Method · Built to show its pulse

A system should not be silent until it breaks.

A public feature can look finished while the inside is dark. The button works; an email maybe sent, a job maybe ran, a vendor call maybe succeeded. This page shows the other half of a serious system: the surfaces that let you see what actually happened — what is running, what is failing, whether the promised workflows still hold — and the places the system is still blind. Every screen below is a real production admin, not a mock-up.

The short version — a Smallbox system leaves traces: emails sent, jobs run, imports finished, vendor calls made, exceptions caught, tests passed. Those traces are what let you operate it, debug it, hand it over, and keep improving it — without the person who built it in the room.

The expensive moment with a black-box system is not the bug. It is the half-hour after the bug, when a customer asks what happened and the only person who can answer is the developer who built it — if they are still reachable. Visibility is what turns that half-hour into thirty seconds, and what lets someone other than the original author keep the system alive. The vital-signs framing below is not decoration: each sign maps to one admin surface you can open and read — and every part of the system reports into one place first.

CompanyGraph admin Logs page with 'newest per service' on: twelve services — smallboxlabs, companygraph-admin, companygraph-backend, content-management-system, stock-observation-engine, stock-service, translation-service, image-service, email-service, smallbox-backend, user-service, companygraph-website — each emitting one colour-coded startup heartbeat row. — The whole system in one view. Every service emits a heartbeat when it boots, and the admin collapses them to one colour-coded row each. Twelve services report here — the backends, frontends, and subsystems of both products — so a missing row is a missing service, visible at a glance. This surface, and what it proves about working alongside an AI agent, is the subject of orientation, not oracle.

A finished surface can be blind inside.

A deployed product that looks done can expose nothing about its own state. When something goes wrong — a payment, an import, a transactional email — the business has no place to look, so every question routes back to one developer. That dependency is the real cost. Not the failure itself, but the blindness around it, and the way the blindness makes one person load-bearing.
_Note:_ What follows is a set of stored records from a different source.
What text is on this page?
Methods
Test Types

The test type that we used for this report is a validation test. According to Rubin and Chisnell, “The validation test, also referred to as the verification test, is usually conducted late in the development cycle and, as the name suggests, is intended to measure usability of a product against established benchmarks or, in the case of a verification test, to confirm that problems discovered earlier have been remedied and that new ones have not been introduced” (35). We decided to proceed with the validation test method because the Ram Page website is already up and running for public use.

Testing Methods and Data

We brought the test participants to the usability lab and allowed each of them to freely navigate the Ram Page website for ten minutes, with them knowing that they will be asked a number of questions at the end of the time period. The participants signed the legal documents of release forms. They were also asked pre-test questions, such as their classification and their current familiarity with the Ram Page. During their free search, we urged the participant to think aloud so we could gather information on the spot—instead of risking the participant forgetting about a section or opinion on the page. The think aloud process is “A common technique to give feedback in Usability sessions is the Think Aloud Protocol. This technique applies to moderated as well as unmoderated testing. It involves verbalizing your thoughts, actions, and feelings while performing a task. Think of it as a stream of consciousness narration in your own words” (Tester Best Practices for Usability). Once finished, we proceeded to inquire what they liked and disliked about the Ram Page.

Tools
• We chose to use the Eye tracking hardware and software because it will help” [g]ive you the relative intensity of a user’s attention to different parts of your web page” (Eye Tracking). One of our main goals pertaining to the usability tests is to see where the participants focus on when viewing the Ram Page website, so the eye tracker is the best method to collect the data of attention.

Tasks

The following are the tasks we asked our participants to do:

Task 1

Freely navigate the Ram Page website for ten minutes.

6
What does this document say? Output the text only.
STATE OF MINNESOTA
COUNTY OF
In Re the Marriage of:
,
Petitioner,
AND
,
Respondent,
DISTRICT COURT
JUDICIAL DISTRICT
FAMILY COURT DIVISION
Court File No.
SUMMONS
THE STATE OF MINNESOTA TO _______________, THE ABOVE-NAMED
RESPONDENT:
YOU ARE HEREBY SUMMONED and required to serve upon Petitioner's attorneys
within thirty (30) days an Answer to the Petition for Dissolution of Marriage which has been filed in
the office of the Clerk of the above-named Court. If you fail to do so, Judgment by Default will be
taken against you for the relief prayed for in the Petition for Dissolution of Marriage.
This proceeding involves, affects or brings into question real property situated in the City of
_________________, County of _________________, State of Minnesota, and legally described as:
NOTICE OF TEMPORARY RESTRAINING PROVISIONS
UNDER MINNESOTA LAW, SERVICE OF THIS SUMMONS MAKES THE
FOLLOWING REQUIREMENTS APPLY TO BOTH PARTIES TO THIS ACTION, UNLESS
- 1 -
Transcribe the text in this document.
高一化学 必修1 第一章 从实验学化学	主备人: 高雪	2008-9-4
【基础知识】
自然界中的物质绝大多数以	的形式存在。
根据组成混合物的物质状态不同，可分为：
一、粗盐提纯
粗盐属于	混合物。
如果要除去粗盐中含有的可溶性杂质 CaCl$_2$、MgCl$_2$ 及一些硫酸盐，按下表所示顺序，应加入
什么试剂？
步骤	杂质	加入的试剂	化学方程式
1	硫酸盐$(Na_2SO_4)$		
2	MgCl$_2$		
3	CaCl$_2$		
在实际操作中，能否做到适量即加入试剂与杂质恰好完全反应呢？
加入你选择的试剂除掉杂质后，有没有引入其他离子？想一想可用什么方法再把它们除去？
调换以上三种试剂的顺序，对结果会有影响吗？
Smallbox builds the opposite. Important workflows leave traces: a job records that it ran, a failure is captured with a time and a source, a promised behaviour is tested and the result is written somewhere a non-developer can read it. This is not “monitor everything.” It is practical visibility for a small serious system — the few surfaces that answer the questions a real operator actually asks.

The accepted cost is honest: traces are built in as each workflow is written, which is effort spent up front. The payoff is that the same effort is a fraction of the price designed in than it is bolted onto a black box already running in production. That trade is why visibility belongs in the foundation rather than in a later “monitoring” project.

Temperature: what is failing, and is it the same thing?

The first thing to watch is whether errors are rising, and whether one failure is repeating. A rising temperature is only useful if you can see its shape.

CompanyGraph admin Exceptions page: a filterable table of 6,769 captured exceptions, every visible row reading 'Anthropic returned empty content' from the backend, each stamped with an ID, source, and timestamp. — The Exceptions page: 6,769 captured application exceptions, filterable by source, type, and resolved state. Every row on this page is the same message — “Anthropic returned empty content,” logged by the backend — each one stamped with a time, a source, and an ID.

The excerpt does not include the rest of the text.